Implying there isn’t a market for chickens that are chicks? Clearly there is. The question literally states that the farmer bought chicks, so logically they could go back on the market. They don’t need to be older.
It did a better job in explaining that there is ambiguity in the question, but still went ahead with an arbitrary assumption in order to answer it. I think it is fair to say it is right, but so was the other attempt. Each interpretation is quite valid.
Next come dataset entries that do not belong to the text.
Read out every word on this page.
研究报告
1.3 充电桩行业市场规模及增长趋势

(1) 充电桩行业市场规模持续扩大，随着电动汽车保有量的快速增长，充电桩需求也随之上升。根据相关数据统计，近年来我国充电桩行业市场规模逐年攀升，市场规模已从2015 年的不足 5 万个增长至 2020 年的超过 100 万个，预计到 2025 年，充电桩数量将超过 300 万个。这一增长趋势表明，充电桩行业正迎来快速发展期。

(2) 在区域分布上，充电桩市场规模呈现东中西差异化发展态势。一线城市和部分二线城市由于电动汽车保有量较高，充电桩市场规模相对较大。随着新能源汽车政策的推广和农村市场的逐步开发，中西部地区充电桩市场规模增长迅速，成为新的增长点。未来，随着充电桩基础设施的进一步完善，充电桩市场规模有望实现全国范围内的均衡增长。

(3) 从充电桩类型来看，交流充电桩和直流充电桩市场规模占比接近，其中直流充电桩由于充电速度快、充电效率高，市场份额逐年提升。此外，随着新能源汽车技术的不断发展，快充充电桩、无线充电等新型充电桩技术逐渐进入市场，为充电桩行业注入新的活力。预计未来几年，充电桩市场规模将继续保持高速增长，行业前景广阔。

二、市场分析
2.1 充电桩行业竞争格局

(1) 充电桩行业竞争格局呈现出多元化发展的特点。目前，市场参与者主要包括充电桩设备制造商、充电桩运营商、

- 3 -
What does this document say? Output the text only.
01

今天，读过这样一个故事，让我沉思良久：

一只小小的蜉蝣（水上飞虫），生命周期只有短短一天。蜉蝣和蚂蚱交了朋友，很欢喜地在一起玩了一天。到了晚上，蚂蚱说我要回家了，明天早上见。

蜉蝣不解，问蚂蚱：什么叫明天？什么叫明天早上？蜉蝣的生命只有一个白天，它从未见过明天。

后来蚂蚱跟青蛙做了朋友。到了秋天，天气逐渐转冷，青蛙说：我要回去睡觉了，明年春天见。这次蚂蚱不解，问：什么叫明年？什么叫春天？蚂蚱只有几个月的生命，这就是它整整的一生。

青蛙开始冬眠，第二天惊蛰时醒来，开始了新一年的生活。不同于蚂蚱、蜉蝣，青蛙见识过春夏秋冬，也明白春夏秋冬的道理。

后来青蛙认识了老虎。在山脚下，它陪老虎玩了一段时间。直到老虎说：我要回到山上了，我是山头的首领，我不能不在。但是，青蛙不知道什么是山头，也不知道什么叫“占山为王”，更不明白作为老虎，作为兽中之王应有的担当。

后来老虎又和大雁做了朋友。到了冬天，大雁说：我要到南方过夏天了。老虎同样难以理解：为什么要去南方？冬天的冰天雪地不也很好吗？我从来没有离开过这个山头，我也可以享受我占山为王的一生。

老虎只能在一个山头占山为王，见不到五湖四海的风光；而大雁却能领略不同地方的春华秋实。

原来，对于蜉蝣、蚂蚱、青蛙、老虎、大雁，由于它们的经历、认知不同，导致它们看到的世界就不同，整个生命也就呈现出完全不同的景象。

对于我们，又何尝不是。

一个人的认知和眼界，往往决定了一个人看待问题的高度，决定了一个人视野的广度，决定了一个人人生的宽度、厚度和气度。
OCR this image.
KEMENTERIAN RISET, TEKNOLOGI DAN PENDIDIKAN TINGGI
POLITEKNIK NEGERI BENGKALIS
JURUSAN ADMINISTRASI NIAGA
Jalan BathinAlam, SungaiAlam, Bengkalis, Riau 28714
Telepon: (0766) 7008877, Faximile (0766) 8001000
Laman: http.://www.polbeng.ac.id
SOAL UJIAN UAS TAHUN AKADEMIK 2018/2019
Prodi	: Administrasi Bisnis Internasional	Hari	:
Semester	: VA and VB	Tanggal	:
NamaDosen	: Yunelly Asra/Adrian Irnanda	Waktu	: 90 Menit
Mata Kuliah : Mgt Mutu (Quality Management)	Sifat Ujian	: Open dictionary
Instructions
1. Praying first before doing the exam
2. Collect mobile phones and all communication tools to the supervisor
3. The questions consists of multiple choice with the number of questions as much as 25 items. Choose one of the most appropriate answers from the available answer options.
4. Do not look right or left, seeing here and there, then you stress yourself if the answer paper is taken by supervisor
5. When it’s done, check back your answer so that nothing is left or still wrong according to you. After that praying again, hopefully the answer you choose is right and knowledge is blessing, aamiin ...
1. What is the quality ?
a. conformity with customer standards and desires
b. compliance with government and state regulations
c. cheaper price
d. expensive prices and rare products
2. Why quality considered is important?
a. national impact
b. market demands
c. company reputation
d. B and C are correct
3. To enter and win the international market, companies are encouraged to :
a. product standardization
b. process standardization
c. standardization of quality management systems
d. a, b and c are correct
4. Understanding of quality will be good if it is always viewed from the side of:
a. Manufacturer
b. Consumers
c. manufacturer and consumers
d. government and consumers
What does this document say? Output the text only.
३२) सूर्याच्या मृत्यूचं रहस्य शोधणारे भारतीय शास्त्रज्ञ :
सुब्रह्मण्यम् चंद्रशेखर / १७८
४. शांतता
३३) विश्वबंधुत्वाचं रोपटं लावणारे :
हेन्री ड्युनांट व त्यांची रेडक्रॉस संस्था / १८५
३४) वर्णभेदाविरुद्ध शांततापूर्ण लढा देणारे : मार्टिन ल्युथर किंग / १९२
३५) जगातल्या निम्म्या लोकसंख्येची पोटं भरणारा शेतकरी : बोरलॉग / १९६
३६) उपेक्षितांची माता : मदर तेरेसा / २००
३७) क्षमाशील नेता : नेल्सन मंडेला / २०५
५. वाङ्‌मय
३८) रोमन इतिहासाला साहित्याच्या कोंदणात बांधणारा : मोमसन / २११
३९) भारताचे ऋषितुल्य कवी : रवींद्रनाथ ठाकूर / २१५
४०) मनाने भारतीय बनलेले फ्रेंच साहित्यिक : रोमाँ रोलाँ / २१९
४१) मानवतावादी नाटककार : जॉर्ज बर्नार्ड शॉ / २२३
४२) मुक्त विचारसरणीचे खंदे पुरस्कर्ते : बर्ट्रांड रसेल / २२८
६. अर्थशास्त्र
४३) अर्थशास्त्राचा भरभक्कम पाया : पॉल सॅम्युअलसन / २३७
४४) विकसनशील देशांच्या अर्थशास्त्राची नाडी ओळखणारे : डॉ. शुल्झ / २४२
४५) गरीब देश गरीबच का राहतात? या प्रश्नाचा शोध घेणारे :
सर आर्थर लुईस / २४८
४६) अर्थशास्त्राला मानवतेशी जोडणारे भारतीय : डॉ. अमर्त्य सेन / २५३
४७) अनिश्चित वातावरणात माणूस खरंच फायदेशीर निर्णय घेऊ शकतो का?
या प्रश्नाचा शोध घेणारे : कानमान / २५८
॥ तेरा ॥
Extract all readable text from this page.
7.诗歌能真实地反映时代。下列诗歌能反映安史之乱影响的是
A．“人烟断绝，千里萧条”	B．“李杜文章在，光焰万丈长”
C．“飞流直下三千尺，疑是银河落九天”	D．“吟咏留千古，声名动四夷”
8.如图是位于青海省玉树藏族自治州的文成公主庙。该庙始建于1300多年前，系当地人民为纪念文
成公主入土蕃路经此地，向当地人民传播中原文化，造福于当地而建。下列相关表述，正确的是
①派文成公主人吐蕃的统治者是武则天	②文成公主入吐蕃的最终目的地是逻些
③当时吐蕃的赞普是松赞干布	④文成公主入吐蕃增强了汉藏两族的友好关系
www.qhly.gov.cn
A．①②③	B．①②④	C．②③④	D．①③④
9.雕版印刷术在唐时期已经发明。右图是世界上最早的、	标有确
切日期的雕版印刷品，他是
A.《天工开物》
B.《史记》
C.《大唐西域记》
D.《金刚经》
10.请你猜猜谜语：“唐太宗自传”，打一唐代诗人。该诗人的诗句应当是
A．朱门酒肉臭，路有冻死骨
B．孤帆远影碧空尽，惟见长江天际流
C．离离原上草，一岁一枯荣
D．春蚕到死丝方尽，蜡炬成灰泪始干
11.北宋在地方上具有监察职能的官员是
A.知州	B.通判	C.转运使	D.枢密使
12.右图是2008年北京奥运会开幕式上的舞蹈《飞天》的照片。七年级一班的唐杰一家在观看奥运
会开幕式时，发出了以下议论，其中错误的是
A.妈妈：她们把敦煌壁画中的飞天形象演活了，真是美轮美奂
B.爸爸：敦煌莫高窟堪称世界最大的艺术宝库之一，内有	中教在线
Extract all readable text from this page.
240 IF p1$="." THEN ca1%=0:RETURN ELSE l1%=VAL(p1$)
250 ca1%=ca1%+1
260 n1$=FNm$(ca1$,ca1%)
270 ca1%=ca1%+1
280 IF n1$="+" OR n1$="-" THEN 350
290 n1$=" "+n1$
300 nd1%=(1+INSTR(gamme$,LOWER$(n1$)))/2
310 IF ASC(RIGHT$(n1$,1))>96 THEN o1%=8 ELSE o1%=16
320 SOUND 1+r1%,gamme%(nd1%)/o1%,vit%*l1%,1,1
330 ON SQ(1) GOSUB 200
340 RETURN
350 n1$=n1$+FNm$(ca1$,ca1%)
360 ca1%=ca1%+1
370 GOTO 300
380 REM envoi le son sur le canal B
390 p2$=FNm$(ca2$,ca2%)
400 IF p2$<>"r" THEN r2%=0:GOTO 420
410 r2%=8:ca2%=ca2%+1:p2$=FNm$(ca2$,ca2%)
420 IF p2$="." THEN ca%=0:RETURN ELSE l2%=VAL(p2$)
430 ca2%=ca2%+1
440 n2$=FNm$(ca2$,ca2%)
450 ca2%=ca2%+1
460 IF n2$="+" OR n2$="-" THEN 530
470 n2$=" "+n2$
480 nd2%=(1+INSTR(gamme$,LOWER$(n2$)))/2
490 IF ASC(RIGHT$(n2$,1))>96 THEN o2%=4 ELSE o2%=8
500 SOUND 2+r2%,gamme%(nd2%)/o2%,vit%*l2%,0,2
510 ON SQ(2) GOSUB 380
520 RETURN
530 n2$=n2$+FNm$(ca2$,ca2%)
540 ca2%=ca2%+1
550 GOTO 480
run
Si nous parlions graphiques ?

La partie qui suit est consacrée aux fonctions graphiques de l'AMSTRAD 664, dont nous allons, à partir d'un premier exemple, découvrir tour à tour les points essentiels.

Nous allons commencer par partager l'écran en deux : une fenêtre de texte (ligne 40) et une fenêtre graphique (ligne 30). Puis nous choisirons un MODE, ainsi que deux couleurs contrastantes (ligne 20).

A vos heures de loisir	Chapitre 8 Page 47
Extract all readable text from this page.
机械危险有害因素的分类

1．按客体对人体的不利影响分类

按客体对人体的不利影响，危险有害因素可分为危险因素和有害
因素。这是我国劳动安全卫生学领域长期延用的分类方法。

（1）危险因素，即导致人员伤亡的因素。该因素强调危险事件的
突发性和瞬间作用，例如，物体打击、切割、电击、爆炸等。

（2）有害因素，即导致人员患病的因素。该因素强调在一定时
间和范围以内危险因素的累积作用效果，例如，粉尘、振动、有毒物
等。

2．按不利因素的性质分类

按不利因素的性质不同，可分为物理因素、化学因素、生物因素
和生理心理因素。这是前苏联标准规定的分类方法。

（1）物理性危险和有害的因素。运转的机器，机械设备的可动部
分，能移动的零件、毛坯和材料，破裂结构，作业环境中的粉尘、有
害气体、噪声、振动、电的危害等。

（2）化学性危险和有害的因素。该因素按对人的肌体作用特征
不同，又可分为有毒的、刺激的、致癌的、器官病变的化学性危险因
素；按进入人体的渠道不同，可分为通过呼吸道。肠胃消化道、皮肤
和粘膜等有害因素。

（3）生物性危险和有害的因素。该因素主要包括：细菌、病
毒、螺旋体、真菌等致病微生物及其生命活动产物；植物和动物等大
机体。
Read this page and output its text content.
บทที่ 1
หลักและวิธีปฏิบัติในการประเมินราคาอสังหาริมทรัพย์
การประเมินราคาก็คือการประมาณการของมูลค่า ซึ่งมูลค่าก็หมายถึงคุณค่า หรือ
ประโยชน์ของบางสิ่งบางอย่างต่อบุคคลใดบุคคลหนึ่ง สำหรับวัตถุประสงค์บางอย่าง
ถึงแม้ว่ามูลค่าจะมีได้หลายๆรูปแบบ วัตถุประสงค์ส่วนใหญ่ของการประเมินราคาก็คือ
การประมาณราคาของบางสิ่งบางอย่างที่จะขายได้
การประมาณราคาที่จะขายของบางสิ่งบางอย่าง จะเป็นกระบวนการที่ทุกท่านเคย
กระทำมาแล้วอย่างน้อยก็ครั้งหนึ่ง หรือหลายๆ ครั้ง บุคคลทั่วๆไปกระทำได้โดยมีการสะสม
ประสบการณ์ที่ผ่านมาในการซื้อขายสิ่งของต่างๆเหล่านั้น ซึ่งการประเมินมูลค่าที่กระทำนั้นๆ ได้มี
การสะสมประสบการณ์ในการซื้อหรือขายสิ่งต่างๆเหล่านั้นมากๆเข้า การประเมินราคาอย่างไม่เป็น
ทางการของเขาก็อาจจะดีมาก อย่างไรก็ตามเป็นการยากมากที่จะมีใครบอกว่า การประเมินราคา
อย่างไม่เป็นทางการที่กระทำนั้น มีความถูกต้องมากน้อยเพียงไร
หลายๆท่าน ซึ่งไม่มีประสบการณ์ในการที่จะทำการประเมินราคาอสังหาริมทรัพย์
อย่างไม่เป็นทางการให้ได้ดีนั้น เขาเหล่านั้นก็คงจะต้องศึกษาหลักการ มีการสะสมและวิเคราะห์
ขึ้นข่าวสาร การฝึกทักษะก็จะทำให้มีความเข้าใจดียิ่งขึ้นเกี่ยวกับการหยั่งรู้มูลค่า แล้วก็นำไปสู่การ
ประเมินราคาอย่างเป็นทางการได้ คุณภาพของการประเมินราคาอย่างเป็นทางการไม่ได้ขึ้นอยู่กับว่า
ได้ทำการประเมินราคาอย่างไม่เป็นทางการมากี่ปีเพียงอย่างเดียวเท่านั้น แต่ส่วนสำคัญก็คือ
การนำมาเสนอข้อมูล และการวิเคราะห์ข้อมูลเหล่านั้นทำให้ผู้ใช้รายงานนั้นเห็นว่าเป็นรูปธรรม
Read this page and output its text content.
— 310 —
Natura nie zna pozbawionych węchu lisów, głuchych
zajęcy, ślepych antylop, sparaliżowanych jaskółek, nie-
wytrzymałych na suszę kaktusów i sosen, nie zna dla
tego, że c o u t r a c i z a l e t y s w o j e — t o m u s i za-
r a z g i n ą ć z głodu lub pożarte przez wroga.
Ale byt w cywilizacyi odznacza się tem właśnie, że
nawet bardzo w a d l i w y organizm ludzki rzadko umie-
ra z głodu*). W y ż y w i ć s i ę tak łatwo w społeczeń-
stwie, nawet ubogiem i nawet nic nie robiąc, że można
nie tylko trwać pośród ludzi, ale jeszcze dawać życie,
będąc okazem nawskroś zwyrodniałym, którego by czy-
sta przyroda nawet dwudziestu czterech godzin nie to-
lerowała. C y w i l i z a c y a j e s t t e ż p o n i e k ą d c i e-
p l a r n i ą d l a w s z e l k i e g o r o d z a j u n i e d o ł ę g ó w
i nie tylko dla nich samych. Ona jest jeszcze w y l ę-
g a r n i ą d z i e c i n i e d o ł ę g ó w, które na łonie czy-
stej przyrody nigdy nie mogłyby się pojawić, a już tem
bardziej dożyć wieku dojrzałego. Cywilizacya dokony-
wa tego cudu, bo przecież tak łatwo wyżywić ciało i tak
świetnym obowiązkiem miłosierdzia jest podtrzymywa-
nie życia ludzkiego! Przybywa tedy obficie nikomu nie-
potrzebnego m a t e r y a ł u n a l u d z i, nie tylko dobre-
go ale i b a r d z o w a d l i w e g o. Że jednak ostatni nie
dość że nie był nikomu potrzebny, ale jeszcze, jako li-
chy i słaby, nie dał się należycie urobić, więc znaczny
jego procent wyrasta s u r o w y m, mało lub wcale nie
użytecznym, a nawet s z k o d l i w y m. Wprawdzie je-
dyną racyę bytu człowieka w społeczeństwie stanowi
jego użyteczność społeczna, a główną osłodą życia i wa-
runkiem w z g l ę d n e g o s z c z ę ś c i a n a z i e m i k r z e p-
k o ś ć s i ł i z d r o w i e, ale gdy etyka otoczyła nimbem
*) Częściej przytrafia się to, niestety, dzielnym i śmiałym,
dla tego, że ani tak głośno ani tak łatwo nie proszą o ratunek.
"Most right" would have been to ask questions about what is being asked instead of trying to answer an incomplete question. But rarely is the human even willing to do that as it is bizarrely seen as a show of weakness or something. An LLM is only as good as its training data, unfortunately.
I agree both got it right, in the sense that it wouldn't be a stupid thing for a human to do. If there's a follow-up from someone, I'm sure the more basic llm would have been able to adjust.
Regardless I think it's good showing that models are increasingly able to solve these "gotcha" questions, even though I think it's not hugely useful. Partly because I think it's a poor compliant and an easy shutdown.
Or the other one, a flock of 8 birds are sitting on a fence. The farmer shoots 1. How many are left? 8-1 is 7, but the answer is zero, because the gun shot scared the rest of them off. Fwiw, ChatGPT says zero.
At some point, we decided that compilers were good enough to convert code into assembly to just use them. even if an absolute master could write better assembly than the complier, we moved over to using compilers because of the advantages offered.
The question is for what. For the level of interaction that many day-to-day tasks require, ChatGPT meets that. When you’re going grocery shopping, how often do you get stopped at the door by a security guard who won’t let you pass unless you answer their riddle? The A in AI stands for artificial, so it’s going to look different than human intelligence but we’re at a point where I can throw some words at the computer and it will generate an essay for me relevant to the words I threw at it. It may not get every little detail right, but I’m amazed by that because I’ve had meaningful interactions with humans via text whom wouldn’t have caught the chicks versus chickens gotcha.
Is ChatGPT an all knowing and infallible oracle? Clearly not. But holding it to a higher standard than we hold other humans to is a unfair test of its abilities.
If you'd said "hens" you'd have a stronger point, but then you'd need to be talking about chicks and hens (and they could still cross whatever adulthood threshold you like within the week, as you didn't specify how young they are - "new" could just mean new to the farmer).
You wrote:
> I've seen people with masters fail at spotting hallucinations in elementary level word problems.
I wanted to express that having a master in some (even complicated) subject does not make you a master at [pun intended] spotting hallucinations. To give evidence for this statement, I gave a different, more down-to-earth example of a similar situation.